On 11/28/2011 01:03 PM, Andrea Zanni wrote:
- Technical: afaik, toolserver run Solaris, and
apparently Finereader
is Windows only (I think we can solve easly this if we want, though)
- Ethic: this is proprietary software, and I don't know if we *want*
to use it on Wikimedia projects...
You can buy Finereader Professional for €129, which is a
single-user Windows software. Wikimedia Sweden paid
this for one sv.wikisource volunteer, who has used it a lot.
It has a complicated graphic user interface and takes some
time to master, but then it gives really good OCR results.

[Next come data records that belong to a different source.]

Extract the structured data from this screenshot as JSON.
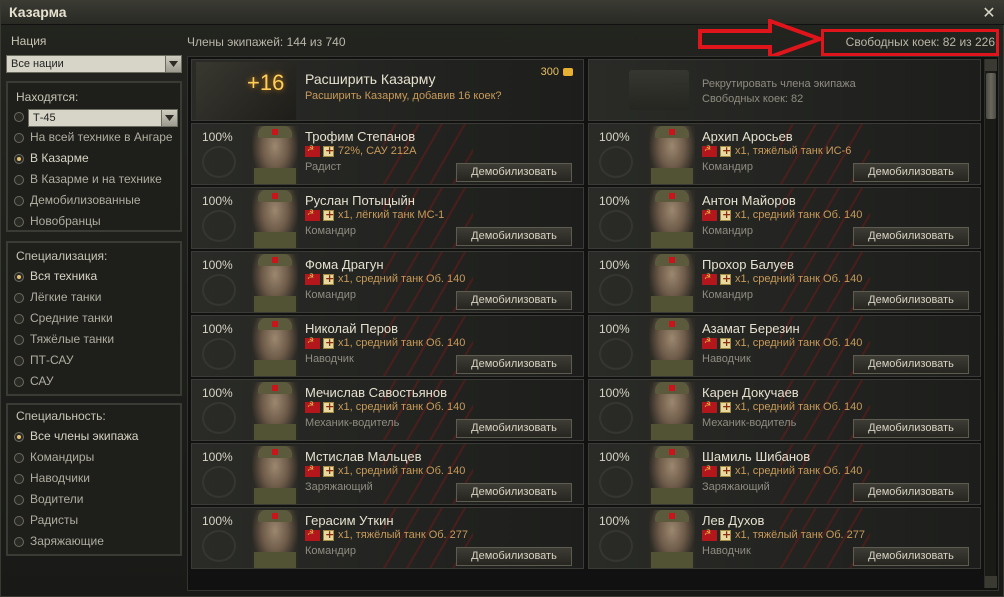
{
  "window": {
    "title": "Казарма",
    "close_label": "✕"
  },
  "sidebar": {
    "nation_label": "Нация",
    "nation_value": "Все нации",
    "location": {
      "header": "Находятся:",
      "tank_value": "Т-45",
      "options": [
        "На всей технике в Ангаре",
        "В Казарме",
        "В Казарме и на технике",
        "Демобилизованные",
        "Новобранцы"
      ],
      "selected": 1
    },
    "specialization": {
      "header": "Специализация:",
      "options": [
        "Вся техника",
        "Лёгкие танки",
        "Средние танки",
        "Тяжёлые танки",
        "ПТ-САУ",
        "САУ"
      ],
      "selected": 0
    },
    "specialty": {
      "header": "Специальность:",
      "options": [
        "Все члены экипажа",
        "Командиры",
        "Наводчики",
        "Водители",
        "Радисты",
        "Заряжающие"
      ],
      "selected": 0
    }
  },
  "header": {
    "members_count": "Члены экипажей: 144 из 740",
    "free_bunks": "Свободных коек: 82 из 226"
  },
  "top_cards": {
    "expand": {
      "plus": "+16",
      "title": "Расширить Казарму",
      "subtitle": "Расширить Казарму, добавив 16 коек?",
      "price": "300"
    },
    "recruit": {
      "title": "Рекрутировать члена экипажа",
      "subtitle": "Свободных коек: 82"
    }
  },
  "crew": [
    {
      "pct": "100%",
      "name": "Трофим Степанов",
      "info": "72%, САУ 212А",
      "role": "Радист",
      "button": "Демобилизовать"
    },
    {
      "pct": "100%",
      "name": "Архип Аросьев",
      "info": "x1, тяжёлый танк ИС-6",
      "role": "Командир",
      "button": "Демобилизовать"
    },
    {
      "pct": "100%",
      "name": "Руслан Потыцыйн",
      "info": "x1, лёгкий танк МС-1",
      "role": "Командир",
      "button": "Демобилизовать"
    },
    {
      "pct": "100%",
      "name": "Антон Майоров",
      "info": "x1, средний танк Об. 140",
      "role": "Командир",
      "button": "Демобилизовать"
    },
    {
      "pct": "100%",
      "name": "Фома Драгун",
      "info": "x1, средний танк Об. 140",
      "role": "Командир",
      "button": "Демобилизовать"
    },
    {
      "pct": "100%",
      "name": "Прохор Балуев",
      "info": "x1, средний танк Об. 140",
      "role": "Командир",
      "button": "Демобилизовать"
    },
    {
      "pct": "100%",
      "name": "Николай Перов",
      "info": "x1, средний танк Об. 140",
      "role": "Наводчик",
      "button": "Демобилизовать"
    },
    {
      "pct": "100%",
      "name": "Азамат Березин",
      "info": "x1, средний танк Об. 140",
      "role": "Наводчик",
      "button": "Демобилизовать"
    },
    {
      "pct": "100%",
      "name": "Мечислав Савостьянов",
      "info": "x1, средний танк Об. 140",
      "role": "Механик-водитель",
      "button": "Демобилизовать"
    },
    {
      "pct": "100%",
      "name": "Карен Докучаев",
      "info": "x1, средний танк Об. 140",
      "role": "Механик-водитель",
      "button": "Демобилизовать"
    },
    {
      "pct": "100%",
      "name": "Мстислав Мальцев",
      "info": "x1, средний танк Об. 140",
      "role": "Заряжающий",
      "button": "Демобилизовать"
    },
    {
      "pct": "100%",
      "name": "Шамиль Шибанов",
      "info": "x1, средний танк Об. 140",
      "role": "Заряжающий",
      "button": "Демобилизовать"
    },
    {
      "pct": "100%",
      "name": "Герасим Уткин",
      "info": "x1, тяжёлый танк Об. 277",
      "role": "Командир",
      "button": "Демобилизовать"
    },
    {
      "pct": "100%",
      "name": "Лев Духов",
      "info": "x1, тяжёлый танк Об. 277",
      "role": "Наводчик",
      "button": "Демобилизовать"
    }
  ]
}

For a server installation, that version would not be useful.
As you say, it runs only on Windows, and the single-user
license doesn't allow sharing of the software. There is
also a "Corporate Edition" with 3 or more user licenses,
starting at €999, which is not very useful to us.
What WMF could use is called "Finereader Engine", which
is an SDK (software development kit) that runs on a
server. See for example,
http://www.abbyy.com/ocr_sdk_linux/
I think this is what the Internet Archive uses, as well as
several European libraries. We could look into establishing
a cooperation with the Internet Archive or perhaps with
Europeana in this area. Maybe the Internet Archive can
open up an API for OCR-ing a single page at a time?
--
Lars Aronsson (lars(a)aronsson.se)
Aronsson Datateknik -
http://aronsson.se